Your heart health would probably deteriorate if you consumed limitless amounts of red meat, which the paleo diet officially permits. While the absence of well-known heart-harming packaged and processed foods like cakes, cookies, chips, and candies is praise by experts. The paleo diet’s ban on entire grains, legumes, and the majority of dairy products is not. According to the American Heart Association, whole grains in particular have been associate with lower blood pressure, a lower risk of stroke, obesity, and type 2 diabetes. According to the National Institute of Diabetes and Digestive and Kidney Diseases, these are all comorbidities of heart disease.
The essence? Before attempting the paleo diet for heart problems, consult your doctor. If it is a good match, they will be able to advise you on how to approach the plan for optimum health.
Can You Manage Autoimmune Diseases With a Paleo Diet?
Although there hasn’t been much study on the paleo diet’s potential to control autoimmune illnesses. Enthusiasm among experts and paleo advocates in this idea hasn’t diminished. Even a specialized paleo diet called the autoimmune paleo diet exists for this reason.
The effects of the paleo diet on inflammatory bowel disease, psoriasis, eczema, multiple sclerosis, celiac disease, and Hashimoto’s thyroiditis are not well understood, despite claims to the contrary made by advocates of the diet.
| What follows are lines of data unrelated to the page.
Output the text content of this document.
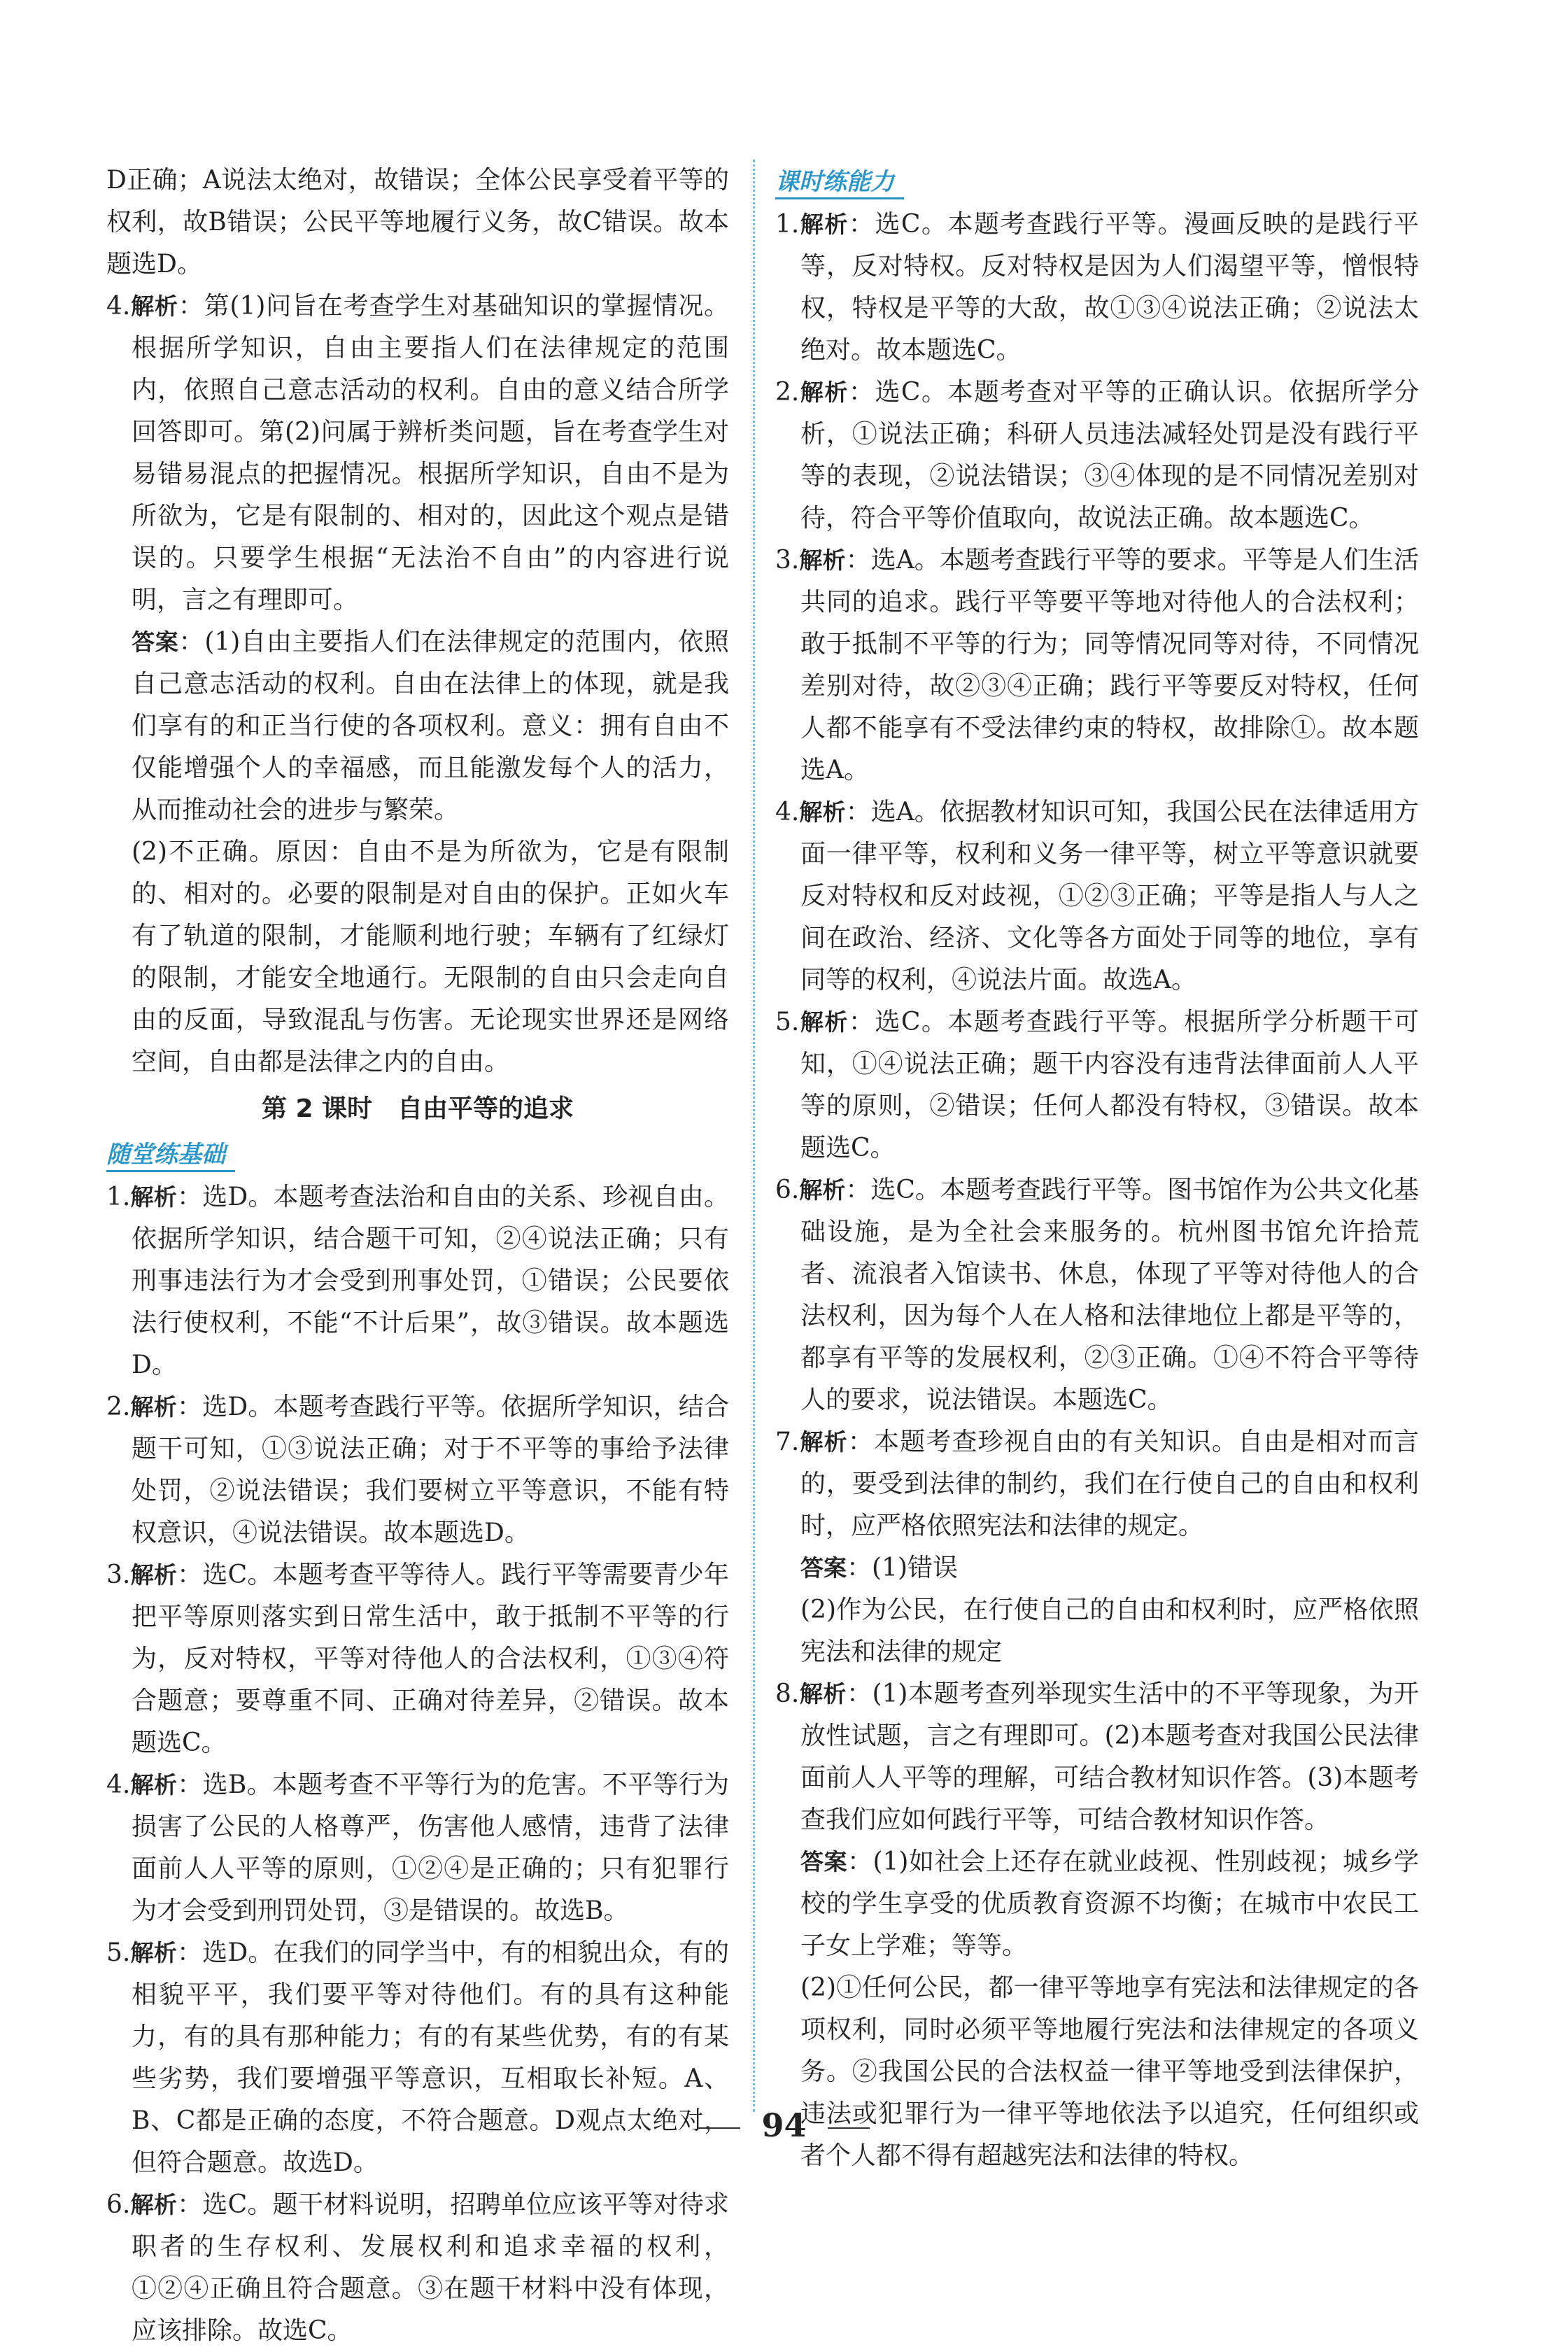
D正确；A说法太绝对，故错误；全体公民享受着平等的权利，故B错误；公民平等地履行义务，故C错误。故本题选D。

4.解析：第(1)问旨在考查学生对基础知识的掌握情况。根据所学知识，自由主要指人们在法律规定的范围内，依照自己意志活动的权利。自由的意义结合所学回答即可。第(2)问属于辨析类问题，旨在考查学生对易错易混点的把握情况。根据所学知识，自由不是为所欲为，它是有限制的、相对的，因此这个观点是错误的。只要学生根据“无法治不自由”的内容进行说明，言之有理即可。

答案：(1)自由主要指人们在法律规定的范围内，依照自己意志活动的权利。自由在法律上的体现，就是我们享有的和正当行使的各项权利。意义：拥有自由不仅能增强个人的幸福感，而且能激发每个人的活力，从而推动社会的进步与繁荣。

(2)不正确。原因：自由不是为所欲为，它是有限制的、相对的。必要的限制是对自由的保护。正如火车有了轨道的限制，才能顺利地行驶；车辆有了红绿灯的限制，才能安全地通行。无限制的自由只会走向自由的反面，导致混乱与伤害。无论现实世界还是网络空间，自由都是法律之内的自由。

第 2 课时　自由平等的追求

随堂练基础

1.解析：选D。本题考查法治和自由的关系、珍视自由。依据所学知识，结合题干可知，②④说法正确；只有刑事违法行为才会受到刑事处罚，①错误；公民要依法行使权利，不能“不计后果”，故③错误。故本题选D。

2.解析：选D。本题考查践行平等。依据所学知识，结合题干可知，①③说法正确；对于不平等的事给予法律处罚，②说法错误；我们要树立平等意识，不能有特权意识，④说法错误。故本题选D。

3.解析：选C。本题考查平等待人。践行平等需要青少年把平等原则落实到日常生活中，敢于抵制不平等的行为，反对特权，平等对待他人的合法权利，①③④符合题意；要尊重不同、正确对待差异，②错误。故本题选C。

4.解析：选B。本题考查不平等行为的危害。不平等行为损害了公民的人格尊严，伤害他人感情，违背了法律面前人人平等的原则，①②④是正确的；只有犯罪行为才会受到刑罚处罚，③是错误的。故选B。

5.解析：选D。在我们的同学当中，有的相貌出众，有的相貌平平，我们要平等对待他们。有的具有这种能力，有的具有那种能力；有的有某些优势，有的有某些劣势，我们要增强平等意识，互相取长补短。A、B、C都是正确的态度，不符合题意。D观点太绝对，但符合题意。故选D。

6.解析：选C。题干材料说明，招聘单位应该平等对待求职者的生存权利、发展权利和追求幸福的权利，①②④正确且符合题意。③在题干材料中没有体现，应该排除。故选C。

课时练能力

1.解析：选C。本题考查践行平等。漫画反映的是践行平等，反对特权。反对特权是因为人们渴望平等，憎恨特权，特权是平等的大敌，故①③④说法正确；②说法太绝对。故本题选C。

2.解析：选C。本题考查对平等的正确认识。依据所学分析，①说法正确；科研人员违法减轻处罚是没有践行平等的表现，②说法错误；③④体现的是不同情况差别对待，符合平等价值取向，故说法正确。故本题选C。

3.解析：选A。本题考查践行平等的要求。平等是人们生活共同的追求。践行平等要平等地对待他人的合法权利；敢于抵制不平等的行为；同等情况同等对待，不同情况差别对待，故②③④正确；践行平等要反对特权，任何人都不能享有不受法律约束的特权，故排除①。故本题选A。

4.解析：选A。依据教材知识可知，我国公民在法律适用方面一律平等，权利和义务一律平等，树立平等意识就要反对特权和反对歧视，①②③正确；平等是指人与人之间在政治、经济、文化等各方面处于同等的地位，享有同等的权利，④说法片面。故选A。

5.解析：选C。本题考查践行平等。根据所学分析题干可知，①④说法正确；题干内容没有违背法律面前人人平等的原则，②错误；任何人都没有特权，③错误。故本题选C。

6.解析：选C。本题考查践行平等。图书馆作为公共文化基础设施，是为全社会来服务的。杭州图书馆允许拾荒者、流浪者入馆读书、休息，体现了平等对待他人的合法权利，因为每个人在人格和法律地位上都是平等的，都享有平等的发展权利，②③正确。①④不符合平等待人的要求，说法错误。本题选C。

7.解析：本题考查珍视自由的有关知识。自由是相对而言的，要受到法律的制约，我们在行使自己的自由和权利时，应严格依照宪法和法律的规定。

答案：(1)错误

(2)作为公民，在行使自己的自由和权利时，应严格依照宪法和法律的规定

8.解析：(1)本题考查列举现实生活中的不平等现象，为开放性试题，言之有理即可。(2)本题考查对我国公民法律面前人人平等的理解，可结合教材知识作答。(3)本题考查我们应如何践行平等，可结合教材知识作答。

答案：(1)如社会上还存在就业歧视、性别歧视；城乡学校的学生享受的优质教育资源不均衡；在城市中农民工子女上学难；等等。

(2)①任何公民，都一律平等地享有宪法和法律规定的各项权利，同时必须平等地履行宪法和法律规定的各项义务。②我国公民的合法权益一律平等地受到法律保护，违法或犯罪行为一律平等地依法予以追究，任何组织或者个人都不得有超越宪法和法律的特权。

94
You shouldn’t count on the paleo diet to be a cure-all for any autoimmune condition you may be dealing with, so talk to your doctor first.
How to Prepare for the Paleo Diet
Depending on how closely you stick to consuming the things from the authorized list and how much physical activity you add to your daily routine. You might lose weight following a Paleolithic diet—and rapidly, too.
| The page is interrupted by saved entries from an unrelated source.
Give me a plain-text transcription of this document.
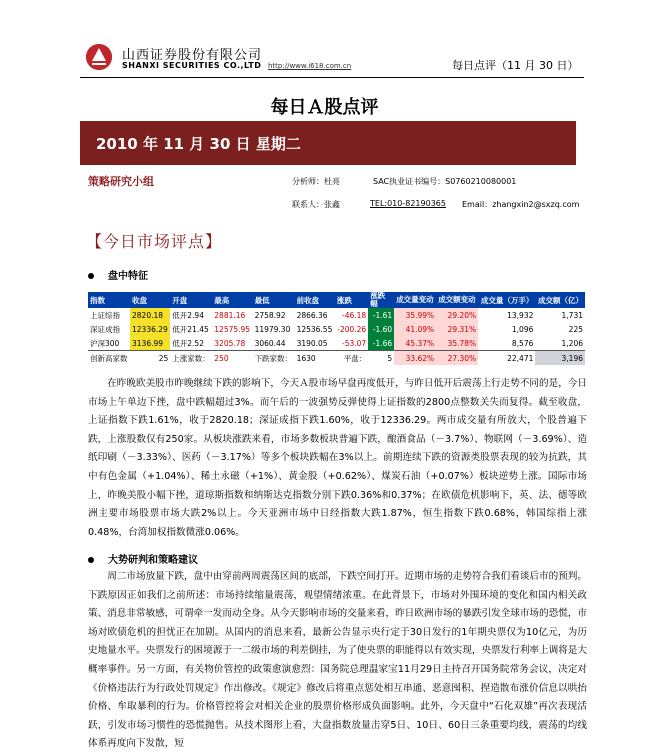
山西证券股份有限公司
SHANXI SECURITIES CO.,LTD http://www.i618.com.cn	每日点评（11 月 30 日）
每日Ａ股点评
2010 年 11 月 30 日 星期二
策略研究小组	分析师：杜亮	SAC执业证书编号：S0760210080001
联系人：张鑫	TEL:010-82190365 Email：zhangxin2@sxzq.com
【今日市场评点】
盘中特征
指数	收盘	开盘	最高	最低	前收盘	涨跌	涨跌幅	成交量变动	成交额变动	成交量（万手）	成交额（亿）
上证综指	2820.18	低开2.94	2881.16	2758.92	2866.36	-46.18	-1.61	35.99%	29.20%	13,932	1,731
深证成指	12336.29	低开21.45	12575.95	11979.30	12536.55	-200.26	-1.60	41.09%	29.31%	1,096	225
沪深300	3136.99	低开2.52	3205.78	3060.44	3190.05	-53.07	-1.66	45.37%	35.78%	8,576	1,206
创新高家数	25	上涨家数：	250	下跌家数：	1630	平盘：	5	33.62%	27.30%	22,471	3,196
在昨晚欧美股市昨晚继续下跌的影响下，今天Ａ股市场早盘再度低开，与昨日低开后震荡上行走势不同的是，今日市场上午单边下挫，盘中跌幅超过3%。而午后的一波强势反弹使得上证指数的2800点整数关失而复得。截至收盘，上证指数下跌1.61%，收于2820.18；深证成指下跌1.60%，收于12336.29。两市成交量有所放大，个股普遍下跌，上涨股数仅有250家。从板块涨跌来看，市场多数板块普遍下跌，酿酒食品（－3.7%）、物联网（－3.69%）、造纸印刷（－3.33%）、医药（－3.17%）等多个板块跌幅在3%以上。前期连续下跌的资源类股票表现的较为抗跌，其中有色金属（+1.04%）、稀土永磁（+1%）、黄金股（+0.62%）、煤炭石油（+0.07%）板块逆势上涨。国际市场上，昨晚美股小幅下挫，道琼斯指数和纳斯达克指数分别下跌0.36%和0.37%；在欧债危机影响下，英、法、德等欧洲主要市场股票市场大跌2%以上。今天亚洲市场中日经指数大跌1.87%，恒生指数下跌0.68%，韩国综指上涨0.48%，台湾加权指数微涨0.06%。
大势研判和策略建议
周二市场放量下跌，盘中由穿前两周震荡区间的底部，下跌空间打开。近期市场的走势符合我们看谈后市的预判。下跌原因正如我们之前所述：市场持续缩量震荡，观望情绪浓重。在此背景下，市场对外围环境的变化和国内相关政策、消息非常敏感，可谓牵一发而动全身。从今天影响市场的交量来看，昨日欧洲市场的暴跌引发全球市场的恐慌，市场对欧债危机的担忧正在加剧。从国内的消息来看，最新公告显示央行定于30日发行的1年期央票仅为10亿元，为历史地量水平。央票发行的困境源于一二级市场的利差倒挂，为了使央票的职能得以有效实现，央票发行利率上调将是大概率事件。另一方面，有关物价管控的政策愈演愈烈：国务院总理温家宝11月29日主持召开国务院常务会议，决定对《价格违法行为行政处罚规定》作出修改。《规定》修改后将重点惩处相互串通、恶意囤积、捏造散布涨价信息以哄抬价格、牟取暴利的行为。价格管控将会对相关企业的股票价格形成负面影响。此外，今天盘中“石化双雄”再次表现活跃，引发市场习惯性的恐慌抛售。从技术图形上看，大盘指数放量击穿5日、10日、60日三条重要均线，震荡的均线体系再度向下发散，短
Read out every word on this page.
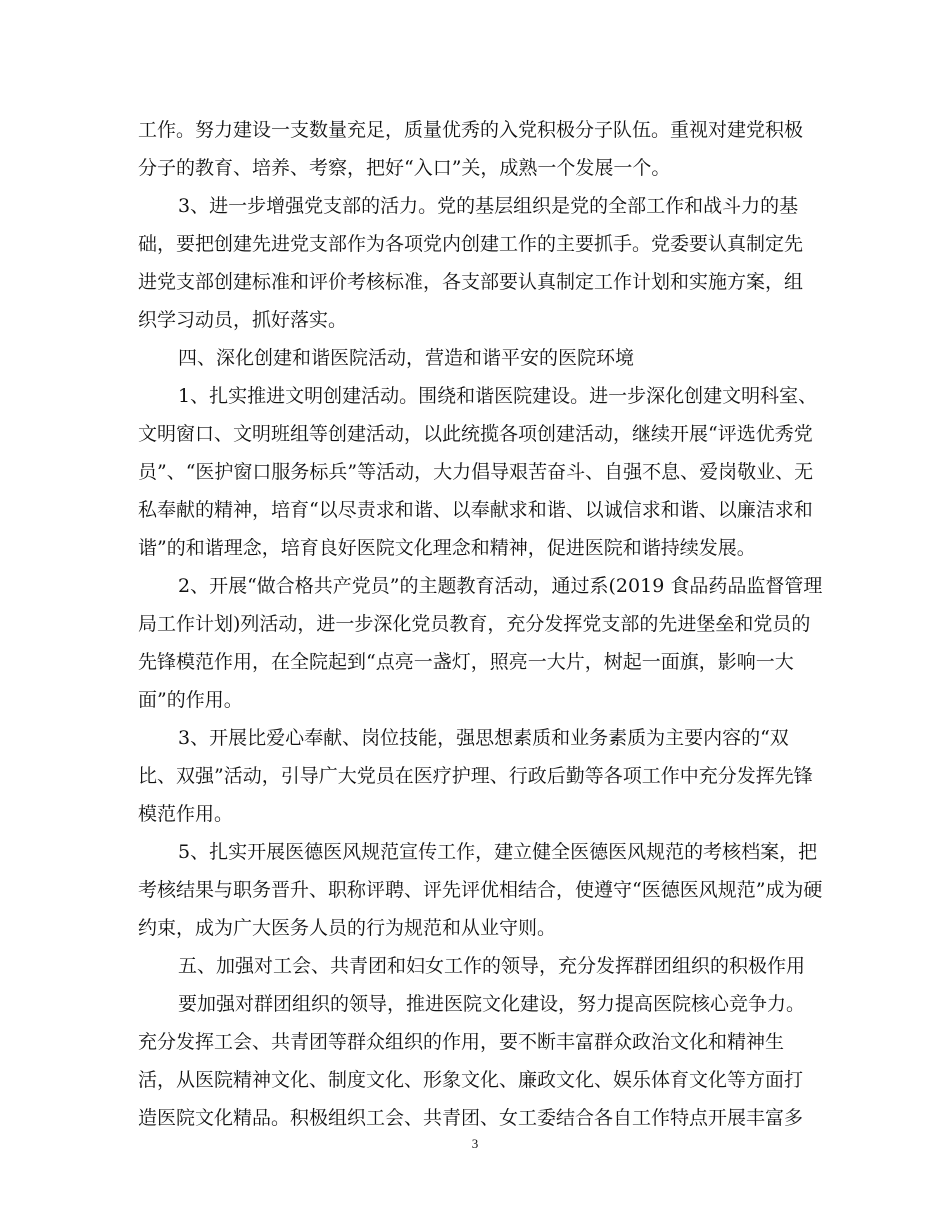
工作。努力建设一支数量充足，质量优秀的入党积极分子队伍。重视对建党积极
分子的教育、培养、考察，把好“入口”关，成熟一个发展一个。
3、进一步增强党支部的活力。党的基层组织是党的全部工作和战斗力的基
础，要把创建先进党支部作为各项党内创建工作的主要抓手。党委要认真制定先
进党支部创建标准和评价考核标准，各支部要认真制定工作计划和实施方案，组
织学习动员，抓好落实。
四、深化创建和谐医院活动，营造和谐平安的医院环境
1、扎实推进文明创建活动。围绕和谐医院建设。进一步深化创建文明科室、
文明窗口、文明班组等创建活动，以此统揽各项创建活动，继续开展“评选优秀党
员”、“医护窗口服务标兵”等活动，大力倡导艰苦奋斗、自强不息、爱岗敬业、无
私奉献的精神，培育“以尽责求和谐、以奉献求和谐、以诚信求和谐、以廉洁求和
谐”的和谐理念，培育良好医院文化理念和精神，促进医院和谐持续发展。
2、开展“做合格共产党员”的主题教育活动，通过系(2019 食品药品监督管理
局工作计划)列活动，进一步深化党员教育，充分发挥党支部的先进堡垒和党员的
先锋模范作用，在全院起到“点亮一盏灯，照亮一大片，树起一面旗，影响一大
面”的作用。
3、开展比爱心奉献、岗位技能，强思想素质和业务素质为主要内容的“双
比、双强”活动，引导广大党员在医疗护理、行政后勤等各项工作中充分发挥先锋
模范作用。
5、扎实开展医德医风规范宣传工作，建立健全医德医风规范的考核档案，把
考核结果与职务晋升、职称评聘、评先评优相结合，使遵守“医德医风规范”成为硬
约束，成为广大医务人员的行为规范和从业守则。
五、加强对工会、共青团和妇女工作的领导，充分发挥群团组织的积极作用
要加强对群团组织的领导，推进医院文化建设，努力提高医院核心竞争力。
充分发挥工会、共青团等群众组织的作用，要不断丰富群众政治文化和精神生
活，从医院精神文化、制度文化、形象文化、廉政文化、娱乐体育文化等方面打
造医院文化精品。积极组织工会、共青团、女工委结合各自工作特点开展丰富多
3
Long-term, you must make sure that you are consuming the calcium and other minerals that you are depriving yourself of by avoiding dairy products and certain grains. You must make sure you’re incorporating certain foods that are consider paleo, like salmon and spinach, in your diet since they contain calcium. To ensure you’re getting enough calcium and other nutrients, it might be a good idea to see a trained dietitian.
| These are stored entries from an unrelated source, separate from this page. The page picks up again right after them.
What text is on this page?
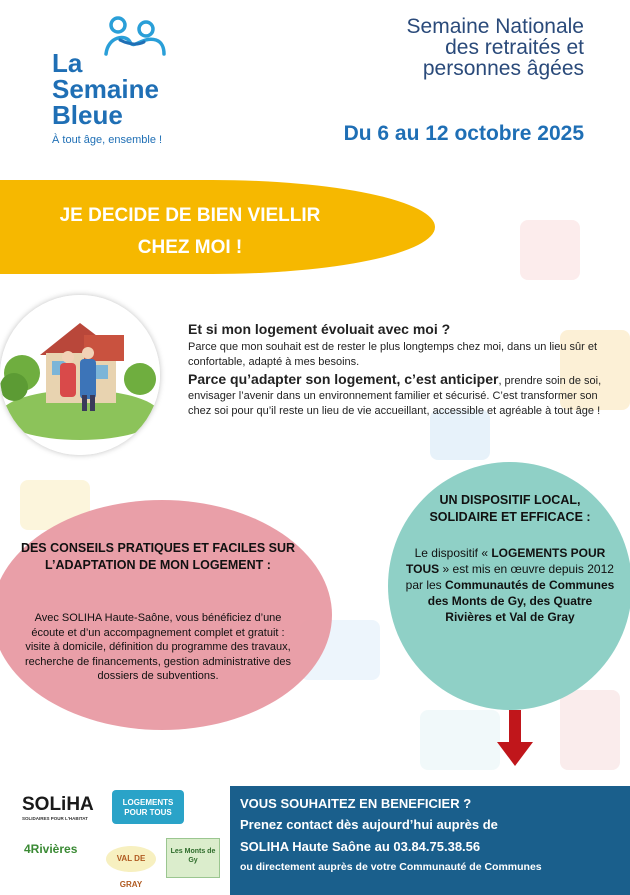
La
Semaine
Bleue
À tout âge, ensemble !
Semaine Nationale
des retraités et
personnes âgées
Du 6 au 12 octobre 2025
JE DECIDE DE BIEN VIELLIR
CHEZ MOI !
Et si mon logement évoluait avec moi ?

Parce que mon souhait est de rester le plus longtemps chez moi, dans un lieu sûr et confortable, adapté à mes besoins.

Parce qu’adapter son logement, c’est anticiper, prendre soin de soi, envisager l’avenir dans un environnement familier et sécurisé. C’est transformer son chez soi pour qu’il reste un lieu de vie accueillant, accessible et agréable à tout âge !

DES CONSEILS PRATIQUES ET FACILES SUR L’ADAPTATION DE MON LOGEMENT :
Avec SOLIHA Haute-Saône, vous bénéficiez d’une écoute et d’un accompagnement complet et gratuit : visite à domicile, définition du programme des travaux, recherche de financements, gestion administrative des dossiers de subventions.
UN DISPOSITIF LOCAL, SOLIDAIRE ET EFFICACE :
Le dispositif « LOGEMENTS POUR TOUS » est mis en œuvre depuis 2012 par les Communautés de Communes des Monts de Gy, des Quatre Rivières et Val de Gray
SOLiHA
SOLIDAIRES POUR L'HABITAT
LOGEMENTS POUR TOUS
4Rivières
VAL DE GRAY
Les Monts de Gy
VOUS SOUHAITEZ EN BENEFICIER ?
Prenez contact dès aujourd’hui auprès de
SOLIHA Haute Saône au 03.84.75.38.56
ou directement auprès de votre Communauté de Communes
Overall, the paleo diet is not a horrible option, according to Holley. A person is likely to experience some health advantages from the diet if they replace processed foods, processed meats, and sugar-sweetened drinks with more fruits, vegetables, and healthy fats.
According to Holley, “one thing to consider is how extreme you want to take it,” adding that some iterations of the diet are more restricted than others, excluding things like dairy or peanut butter. To eliminate several food categories at once might be daunting. Holley advises attempting gradual, moderate improvements instead.
“I’ve always believed that if we make all of the changes at once, they are less likely to stay. We’re more likely to hold onto these things if we make modest adjustments, says Holley.
Overall, the diet is not for everyone, but some people could benefit from it, according to Holley. Before beginning a diet, each individual should thoroughly comprehend it, according to the expert.
Be important to consult your doctor before making any changes to your diet or exercise routine to ensure. The adjustments you are considering are in line with your unique health requirements.